Interview pour la revue bimestrielle Sarkophage • Le sarkozysme signe le ralliement aux thèses des néo-conservateurs américains, la défaite du…

By René Naba , in Entretien France , at 18 mai 2008

Interview pour la revue bimestrielle Sarkophage

• Le sarkozysme signe le ralliement aux thèses des néo-conservateurs américains, la défaite du gaullisme et le triomphe du néo-pétainisme.
• La France est utilitairement pro-arabe, mais subtantiellement pro-israélienne. Que les Israéliens se méfient du zèle intempestif de leurs amis français qui masquent parfois d’inavouables desseins.

Nicolas Sarkozy célèbre le 17 Mai 2008 le premier anniversaire de son entrée en fonction en sa qualité de VI me Président de la Vme République Française, un évènement auquel il souhaite donner un éclat particulier en le jumelant avec un voyage officiel en Israël à l’occasion du 60eme anniversaire de la déclaration d’indépendance de l’Etat hébreu.
Programmé à l’apogée de sa carrière pour constituer une apothéose à son pouvoir, le voyage de ce Président de «sang mêlé» dans son pays de prédilection devrait intervenir en juin, au périgée de sa popularité, alors que le premier ministre israélien est éclaboussé par des scandales en rapport avec l’argent illicite.
Le voyage de M. Sarkozy en Israël perd de ce fait de son éclat au point d’apparaître comme encombrant tant pour le pays hôte que pour le visiteur, voire même un handicap pour la diplomatie du meilleur ami français d’Israël.

LS: Quel bilan tirez vous de l’évolution de la diplomatie française un an après l’élection de Nicolas Sarkozy ? S’agit-il simplement d’un ralliement aux thèses atlantistes classiques ou à celles des néo-conservateurs américains?

RN: Les Français ont joué à la roulette russe à l’élection présidentielle de Mai 2007: Nicolas Sarkozy a gagné, la France a perdu. Le délire narcissique dans lequel elle a baigné pendant un an débouche brutalement sur la plus grande mystification politique de l’Histoire de la V me République. Les slogans de campagne se sont révélés être des «leurres» tant sur le plan interne que sur le plan externe.
-Sur le plan interne, par «travailler plus pour gagner plus», il fallait comprendre «travailler plus pour penser moins». Le slogan était mensonger car les caisses de l’Etat étaient vides et Nicolas Sarkozy le savait pertinemment. L’unique catégorie sociale qui a bénéficié de cette promesse est le groupe rentier des détenteurs de capitaux, les grandes fortunes, ceux qui se lèvent tard, désormais à l’abri avec leur «bouclier fiscal».Une telle mesure signe l’appartenance oligarchique du pouvoir.
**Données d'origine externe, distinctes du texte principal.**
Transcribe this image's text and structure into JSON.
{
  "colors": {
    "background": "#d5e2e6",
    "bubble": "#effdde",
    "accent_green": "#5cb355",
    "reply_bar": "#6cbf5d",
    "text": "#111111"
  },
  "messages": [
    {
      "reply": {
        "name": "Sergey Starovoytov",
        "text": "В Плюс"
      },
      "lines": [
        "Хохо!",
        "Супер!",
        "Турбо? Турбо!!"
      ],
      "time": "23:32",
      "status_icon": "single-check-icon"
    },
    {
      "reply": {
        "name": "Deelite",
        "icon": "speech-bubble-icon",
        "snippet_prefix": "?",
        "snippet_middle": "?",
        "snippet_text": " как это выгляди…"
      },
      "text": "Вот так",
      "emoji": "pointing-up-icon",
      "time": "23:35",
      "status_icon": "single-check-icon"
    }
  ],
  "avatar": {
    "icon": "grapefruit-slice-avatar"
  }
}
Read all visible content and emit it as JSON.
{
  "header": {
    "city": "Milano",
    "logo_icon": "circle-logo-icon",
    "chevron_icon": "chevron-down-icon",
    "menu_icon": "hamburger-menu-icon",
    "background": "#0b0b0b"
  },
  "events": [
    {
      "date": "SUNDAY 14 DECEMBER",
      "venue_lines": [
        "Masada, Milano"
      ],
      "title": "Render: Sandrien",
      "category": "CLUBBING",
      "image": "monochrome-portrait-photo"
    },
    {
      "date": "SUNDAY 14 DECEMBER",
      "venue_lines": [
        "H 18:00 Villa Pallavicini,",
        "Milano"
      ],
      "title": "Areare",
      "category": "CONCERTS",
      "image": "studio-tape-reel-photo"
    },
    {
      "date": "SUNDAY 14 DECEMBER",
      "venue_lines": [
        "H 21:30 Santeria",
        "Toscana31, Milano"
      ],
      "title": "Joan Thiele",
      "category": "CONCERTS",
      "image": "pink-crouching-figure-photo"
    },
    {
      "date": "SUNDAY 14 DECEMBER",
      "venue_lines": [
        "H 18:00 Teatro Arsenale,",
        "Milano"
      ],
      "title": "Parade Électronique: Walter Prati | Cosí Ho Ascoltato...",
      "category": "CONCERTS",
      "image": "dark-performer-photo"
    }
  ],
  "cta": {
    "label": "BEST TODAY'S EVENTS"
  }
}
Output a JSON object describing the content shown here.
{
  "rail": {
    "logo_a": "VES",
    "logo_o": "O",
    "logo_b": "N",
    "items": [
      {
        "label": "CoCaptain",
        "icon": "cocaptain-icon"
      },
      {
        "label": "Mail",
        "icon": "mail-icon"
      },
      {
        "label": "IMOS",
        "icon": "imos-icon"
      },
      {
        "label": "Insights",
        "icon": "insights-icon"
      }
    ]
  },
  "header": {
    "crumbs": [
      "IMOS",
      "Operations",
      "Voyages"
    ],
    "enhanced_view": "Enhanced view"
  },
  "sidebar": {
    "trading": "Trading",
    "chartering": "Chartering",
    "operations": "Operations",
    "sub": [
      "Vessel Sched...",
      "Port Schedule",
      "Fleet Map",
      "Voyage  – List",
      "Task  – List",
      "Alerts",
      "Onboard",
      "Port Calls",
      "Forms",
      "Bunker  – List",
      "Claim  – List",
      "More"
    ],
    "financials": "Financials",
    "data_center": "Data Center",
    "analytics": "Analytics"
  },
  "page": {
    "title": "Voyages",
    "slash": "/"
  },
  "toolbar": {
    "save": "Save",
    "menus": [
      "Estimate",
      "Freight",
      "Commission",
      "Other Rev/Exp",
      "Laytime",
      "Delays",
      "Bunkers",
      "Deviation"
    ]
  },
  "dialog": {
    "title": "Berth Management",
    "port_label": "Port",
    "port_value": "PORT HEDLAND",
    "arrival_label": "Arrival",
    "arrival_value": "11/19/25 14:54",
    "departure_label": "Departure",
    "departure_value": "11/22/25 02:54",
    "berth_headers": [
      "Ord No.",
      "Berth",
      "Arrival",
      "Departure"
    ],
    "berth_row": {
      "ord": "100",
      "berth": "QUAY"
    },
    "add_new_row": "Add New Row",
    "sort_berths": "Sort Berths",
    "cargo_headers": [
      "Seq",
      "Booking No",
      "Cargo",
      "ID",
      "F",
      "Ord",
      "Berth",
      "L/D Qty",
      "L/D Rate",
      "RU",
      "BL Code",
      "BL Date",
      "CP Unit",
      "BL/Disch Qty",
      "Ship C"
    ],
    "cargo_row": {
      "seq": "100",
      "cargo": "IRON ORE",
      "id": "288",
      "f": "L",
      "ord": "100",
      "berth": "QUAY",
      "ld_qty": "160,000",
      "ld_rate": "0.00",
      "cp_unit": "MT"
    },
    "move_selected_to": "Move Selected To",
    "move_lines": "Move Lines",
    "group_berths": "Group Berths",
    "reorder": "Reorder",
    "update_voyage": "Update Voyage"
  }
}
Le sarkozysme signe aussi la défaite du gaullisme et le triomphe du néo-pétainisme dont les deux plus beaux fleurons sont Rachida Dati et Rama Yade, les cautions exogènes des lois répressives du pistage génétique, de l’immigration choisie et de l’exclusion malodorante. En se réclamant du gaullisme et en siphonnant les thèses de l’extrême droite xénophobe, le sarkozysme a purgé en fait la querelle de légitimité par le dépassement syncrétique des deux grandes familles de la droite française, dont le point d’exacerbation avait été atteint lors de la présidentielle de 2002. La présidentielle de 2002 avait placé les Français devant l’infamant dilemme de choisir entre un «escroc» et un «facho», deux septuagénaires vétérans politiques de l’époque de la guerre froide occupant le devant de la scène depuis près de quarante ans, les deux candidats les plus âgés, les plus fortunés et les plus décriés de la compétition, mutuellement confortés dans une campagne sécuritaire, l’un, Jacques Chirac, héritier d’un gaullisme dévoyé dans l’affairisme le plus débridé, l’autre, Jean Marie Le Pen, héritier d’un vichysme sublimé par un ancien tortionnaire de la Guerre d’Algérie, le premier, auteur d’une formule chauvine d’une démagogie achevée sur les «bruits et les odeurs» des familles immigrées qui ponctionnent la sécurité sociale par leur prolificité génésique, le second, auteur d’une formule d’une abomination absolue sur le «Durafour crématoire (…) point de détail de l’Histoire». Le sarkozysme refait l’unité de la droite sur la base des thèses de l’extrême droite pétainiste et l’apparence de la droite gaulliste.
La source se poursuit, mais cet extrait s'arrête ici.